Domingo, 28 de noviembre de 2010 | Hoy
Por Alfredo Zaiat
La oficina en Tribunales, la puerta, el pasillo, las escaleras, esa galería oscura y la oficina. Sin ventanas, con la colección del semanario El Periodista, encuadernada en tapa dura, en el estante más bajo de una biblioteca. La foto, él, joven, junto a Perón en el escritorio. Detrás, la tapa ampliada del libro Ezeiza. Otras imágenes son borrosas. Esas imborrables. La pluma fuente, de punta dorada y tinta negra, en su mano. En la propia, tratando de no temblar, las tres hojas oficio, 87 líneas, en máquina de escribir eléctrica. El impacto de la informática en la economía era el tema para el artículo debut. Comenzaba con un textual: “Las innovaciones tecnológicas –informática, robótica...”. No hubo respiro. Quedó el signo de apertura del encomillado, una nota con 20 líneas menos y su trazo negro recorriendo el resto. “Sólo dos veces corrijo lo mismo”, fue su comentario final.
En cajones y estantes se guardan cosas por diferentes motivos. Algunos no pueden tirar nada a la basura con esa falsa ilusión de poder retener así todo el pasado sin olvidar detalle. Otros no atesoran ni el más mínimo recuerdo en actitud defensiva ante la nostalgia. También están los que cuidan lo importante. Desde ese mismo momento, cuando esa pluma dorada empezaba a enseñar, con la angustia de todo lo que faltaba aprender, esas hojas tenían destino de conservación en un espacio privilegiado, personal, esencial. No porque haya sido mi primera nota, finalmente publicada en julio de 1987, en Página. El valor que tenían y siguen teniendo esas hojas, no la del diario de ese día, era que habían sido corregidas por el periodista que más admiraba, y admiro.
Sus libros, investigaciones periodísticas, artículos, también la colección de El Periodista, el compilado de los cables de la Agencia Clandestina de Noticias (Ancla) en “Rodolfo Walsh y la prensa clandestina 1976-1978”, todo estaba en mi biblioteca adolescente y de estudiante universitario. Y un día, por esos extraños laberintos de azar y coincidencias, ya no sólo me preparaba y orientaba a comprender los complejos procesos políticos y sociales con su producción extraordinaria, sino que lo empezó a realizar en forma directa, con rigor profesional.

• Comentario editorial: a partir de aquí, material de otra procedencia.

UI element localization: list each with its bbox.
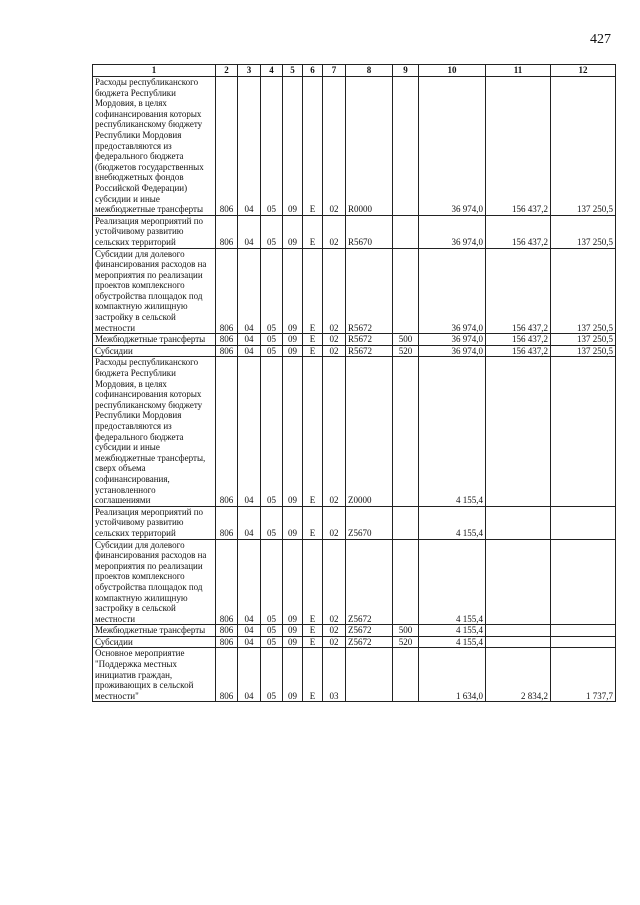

A las pocas semanas, sin previo aviso, informó que pasaba a la redacción de Perú y Belgrano. “Estás blanco, tenés miedo”, afirmó, con una sonrisa para aflojar, creo, la situación. Con un balbuceo, que hasta hoy recuerdo avergonzado, le dije que no, acompañado de un movimiento de cabeza de derecha a izquierda con un rostro que delataba mi sensación de desamparo.
En el sendero de los años siguientes permaneció y aún lo hace esa influencia iniciática, vital, desafiante, exigente, para intervenir en esta maravillosa profesión. Los psicoanalistas tienen una definición de huella mnémica. Dicen que es un acontecimiento o, más simplemente, el objeto de las percepciones, que se inscriben en la memoria. La huella mnémica no es una imagen de la cosa sino un simple signo, que puede ser comparado con una letra. Horacio es mi letra en el periodismo.